As an economic engine, downtown LA simply does not warrant the attention, nor the special treatment, that the city’s ruling elites give it. For one thing, it represents a far smaller part of the city’s economy when you compare it to the urban cores of Washington, D.C., or New York City. Indeed, in New York and D.C. roughly 20% of all employment is in the central core; in Los Angeles it’s barely 2.5%.
And, despite all the hype, fewer people now work in downtown L.A than in the 1980s and 1990s, when the area was populated by corporations and small businesses, many in manufacturing and trade, instead of hip hangouts. A more recent analysis shows that, despite all the hype, the downtown area has created virtually no new net jobs over the past decade.
LA’s leaders should therefore focus on the systematic causes for the region’s ailing economy. One source of the problem lies in tough environmental rules that, although lifted on behalf of football, clamp on growth of virtually every other industry, including the city’s port and manufacturing sector. Powerful green interests, for example, make any plan to modernize the port all but impossible. This could prove catastrophic when the widening of the Panama Canal will allow aggressive, cheaper posts in the Gulf or Southeast U.S. to compete with the Pacific Asian trade that has driven LA’s port economy for decades.
Los Angeles’ huge industrial sector has also been a victim of the regulatory tsunami. Manufacturers have lost roughly one-third of their jobs over the past decade as firms head out to more congenial regions with less onerous regulatory burdens. Sadly, Los Angeles has benefited little from the recent upsurge in manufacturing nationwide when compared with metropolitan areas such as Detroit, Salt Lake City and San Antonio.
Even Hollywood, an industry less affected by green regulations, has begun to lose steam. Film production has dropped by more than half over the past 15 years.

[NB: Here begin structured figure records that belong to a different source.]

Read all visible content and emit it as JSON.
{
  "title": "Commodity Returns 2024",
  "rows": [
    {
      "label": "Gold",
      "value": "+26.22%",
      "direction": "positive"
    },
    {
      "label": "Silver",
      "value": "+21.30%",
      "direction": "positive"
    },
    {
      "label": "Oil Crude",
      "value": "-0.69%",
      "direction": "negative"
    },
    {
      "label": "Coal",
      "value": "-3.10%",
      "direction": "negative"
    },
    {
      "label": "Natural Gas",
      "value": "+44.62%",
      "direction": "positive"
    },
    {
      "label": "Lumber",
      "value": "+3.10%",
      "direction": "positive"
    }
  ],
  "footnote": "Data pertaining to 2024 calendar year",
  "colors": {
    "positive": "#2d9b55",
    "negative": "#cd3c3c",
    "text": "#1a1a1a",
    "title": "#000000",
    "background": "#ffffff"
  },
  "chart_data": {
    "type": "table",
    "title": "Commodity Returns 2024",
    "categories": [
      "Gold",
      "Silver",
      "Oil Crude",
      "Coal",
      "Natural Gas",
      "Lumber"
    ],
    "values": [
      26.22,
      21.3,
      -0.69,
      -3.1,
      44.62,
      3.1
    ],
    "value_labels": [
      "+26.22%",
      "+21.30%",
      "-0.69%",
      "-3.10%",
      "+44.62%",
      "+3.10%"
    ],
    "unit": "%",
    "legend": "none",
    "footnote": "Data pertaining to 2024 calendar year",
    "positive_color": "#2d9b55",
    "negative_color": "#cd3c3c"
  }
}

LA’s share of film and television production has eroded as well, with much of the new work headed to Toronto, New Mexico, New Orleans, New York and Atlanta. All these cities offer richer incentives to attract productions than the world’s self-proclaimed “entertainment capital.”
Faced with these serious regional challenges, officials should place less emphasis on football and creating another generic downtown and more on the city’s uniquely vibrant and heavily immigrant-driven small-business sector, which has been stifled by the state’s regulatory excess as well as the city’s legendary bureaucracy. Business consultant Larry Kosmont notes that the system is particularly tough on smaller, less politically connected firms. “It usually takes two to three times more to process anything in L.A., compared even to surrounding cities,” Kosmont told the Wall Street Journal. “It makes a big difference if you are a major Korean airline or AEG or if you are an independent entrepreneur.”
Yet to date these entrepreneurs receive little respect from City Hall. They are unlikely to be granted the sort of papal dispensations from green legislation so readily given to the football stadium and other downtown projects. Until the disconnect of the leaders from the city’s real economic essence ends, Los Angeles, a city uniquely blessed by its population, climate and location, will continue to flounder, a perpetual underperformer among America’s great urban areas.